Almanya’da bir idari mahkeme, kadınlarla el sıkışmayan bir erkeğin vatandaşlık başvurusunun reddedilebileceğine hükmetti.
40 yaşında bir Lübnanlı, Almanya’da üniversite eğitiminin ardından doktor olmuş ve 2012 yılında Alman vatandaşlığına başvurmuştu. Başvurusu 2015 yılında kabul edilen doktor, seremoni sırasında ise kadın görevlinin elini sıkmayı reddetmişti. Bunun üzerine valilik, davacının başvurusu için verilen onayı geri çekmişti. Lübnanlı doktor ise karar hakkında dava açmıştı.
‘Yüzlerce yıllık tarihi var’
Mahkeme, gerekçeli kararında el sıkmanın Alman kültüründe yüzlerce yıl geriye gittiğine vurgu yaptı. El sıkmanın hukuki olarak da bir sözleşmeyi kabul etme anlamı taşıdığını açıklayan idari mahkeme, bu eylemin sosyal, kültürel ve hukuki alanlarda derin köklere sahip olduğunu belirtti.
Covid-19 salgınına da değinen mahkeme, el sıkmanın daha önceki pandemilere rağmen hala devam ettiğini, koronavirüsün bu geleneğe son veremeyeceğini düşündüğünü açıkladı.
Bu nedenle cinsiyet ayrımı yaparak el sıkmayı reddeden bir kişinin “Alman yaşam koşullarına” tam olarak entegre olamayacağına karar verildi. Mahkeme, davacının durumunda bunun daha belirgin olduğunu zira el sıkmayı reddetmenin Selefilik inancı doğrular nitelikte olduğunu ifade etti.
Davacı ise başka kadınlarının elini sıkmayacağı yönünde eşine söz verdiğini, bu nedenle kadının elini sıkmadığını söyleyerek kendini savundu.
40 yaşındaki doktor, daha sonra yaptığı savunmada ise cinsiyet farkı gözetmeksizin artık erkeklerin de elini sıkmadığını belirtti.

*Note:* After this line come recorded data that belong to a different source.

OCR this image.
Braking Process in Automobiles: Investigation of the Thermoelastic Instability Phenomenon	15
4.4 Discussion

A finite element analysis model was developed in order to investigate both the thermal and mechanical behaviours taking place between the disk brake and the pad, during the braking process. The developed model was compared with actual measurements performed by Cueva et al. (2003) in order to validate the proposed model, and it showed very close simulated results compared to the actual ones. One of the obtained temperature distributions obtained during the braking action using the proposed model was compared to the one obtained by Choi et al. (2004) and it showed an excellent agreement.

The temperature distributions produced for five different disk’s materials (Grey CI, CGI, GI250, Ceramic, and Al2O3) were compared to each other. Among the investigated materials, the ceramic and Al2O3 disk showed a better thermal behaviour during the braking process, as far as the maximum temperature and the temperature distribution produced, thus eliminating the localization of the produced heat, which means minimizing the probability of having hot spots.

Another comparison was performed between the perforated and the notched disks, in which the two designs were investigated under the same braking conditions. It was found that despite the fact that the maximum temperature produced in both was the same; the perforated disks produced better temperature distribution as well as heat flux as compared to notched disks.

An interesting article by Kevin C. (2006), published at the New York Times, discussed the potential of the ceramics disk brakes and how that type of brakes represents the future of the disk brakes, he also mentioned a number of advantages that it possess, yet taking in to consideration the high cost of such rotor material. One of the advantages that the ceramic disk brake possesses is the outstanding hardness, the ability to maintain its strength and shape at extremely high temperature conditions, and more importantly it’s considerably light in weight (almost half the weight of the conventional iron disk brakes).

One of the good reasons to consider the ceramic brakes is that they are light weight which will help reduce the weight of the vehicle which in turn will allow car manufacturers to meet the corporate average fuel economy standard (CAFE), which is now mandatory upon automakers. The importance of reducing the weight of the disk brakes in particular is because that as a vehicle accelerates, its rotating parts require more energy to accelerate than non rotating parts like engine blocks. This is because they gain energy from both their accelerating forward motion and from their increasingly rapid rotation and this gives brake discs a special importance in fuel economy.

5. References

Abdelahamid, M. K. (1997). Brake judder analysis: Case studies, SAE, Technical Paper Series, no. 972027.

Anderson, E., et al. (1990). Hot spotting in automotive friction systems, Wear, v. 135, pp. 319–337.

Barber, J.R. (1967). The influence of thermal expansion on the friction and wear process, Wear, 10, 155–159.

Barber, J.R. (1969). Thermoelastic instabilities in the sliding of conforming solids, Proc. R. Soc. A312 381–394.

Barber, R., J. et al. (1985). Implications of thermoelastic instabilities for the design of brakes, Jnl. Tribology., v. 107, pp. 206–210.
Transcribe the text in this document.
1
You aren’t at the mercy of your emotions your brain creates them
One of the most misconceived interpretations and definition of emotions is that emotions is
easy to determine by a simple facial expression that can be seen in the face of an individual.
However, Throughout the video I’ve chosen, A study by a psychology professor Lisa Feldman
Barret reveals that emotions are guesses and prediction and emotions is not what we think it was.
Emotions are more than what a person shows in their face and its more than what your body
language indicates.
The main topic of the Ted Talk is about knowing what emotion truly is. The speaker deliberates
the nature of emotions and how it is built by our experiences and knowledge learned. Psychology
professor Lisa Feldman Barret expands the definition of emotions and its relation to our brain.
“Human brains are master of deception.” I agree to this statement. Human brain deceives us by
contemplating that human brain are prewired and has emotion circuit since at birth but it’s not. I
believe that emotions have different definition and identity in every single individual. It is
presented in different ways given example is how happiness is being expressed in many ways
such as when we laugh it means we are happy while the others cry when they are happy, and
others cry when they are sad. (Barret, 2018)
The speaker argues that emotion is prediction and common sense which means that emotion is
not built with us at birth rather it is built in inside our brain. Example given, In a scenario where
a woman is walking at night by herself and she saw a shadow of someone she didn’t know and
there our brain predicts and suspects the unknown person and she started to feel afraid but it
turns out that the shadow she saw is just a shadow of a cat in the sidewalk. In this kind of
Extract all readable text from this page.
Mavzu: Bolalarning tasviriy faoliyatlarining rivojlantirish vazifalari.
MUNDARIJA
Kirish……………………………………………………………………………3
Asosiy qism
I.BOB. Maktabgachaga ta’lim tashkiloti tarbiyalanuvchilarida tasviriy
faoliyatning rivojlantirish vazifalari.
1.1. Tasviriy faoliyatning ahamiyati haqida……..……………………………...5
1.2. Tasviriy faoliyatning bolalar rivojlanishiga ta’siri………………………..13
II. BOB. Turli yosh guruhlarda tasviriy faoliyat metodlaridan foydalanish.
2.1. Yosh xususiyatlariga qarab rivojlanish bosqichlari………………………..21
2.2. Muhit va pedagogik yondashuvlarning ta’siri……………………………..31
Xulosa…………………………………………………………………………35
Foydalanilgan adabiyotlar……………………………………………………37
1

Mahkeme ise bunun sadece “taktiksel bir açıklama” olduğuna karar vererek savunmayı kabul etmedi.
İsviçre de reddetmişti
Daha önce İsviçre’de de vatandaşlık başvurusu benzer gerekçeyle reddedilmişti. Lozan Belediye Başkanı Gregoire Junod, çiftin vatandaşlık başvurusunun, “cinsiyet eşitliğine saygısızlık” nedeniyle reddedildiğini söylemişti.
Junod, belediye yetkililerinin birkaç ay önce, vatandaşlık kriterlerine uyup uymadıklarını görmek için çiftle bir araya geldiğini belirterek, çiftin entegrasyon başlığında geçer not alamadığını söyledi.
Belediye Başkanı, Müslüman çiftin “karşı cinsle el sıkışmadığını” söyledi ancak kimliği ya da kökenleri konusunda açıklama yapmaktan kaçındı.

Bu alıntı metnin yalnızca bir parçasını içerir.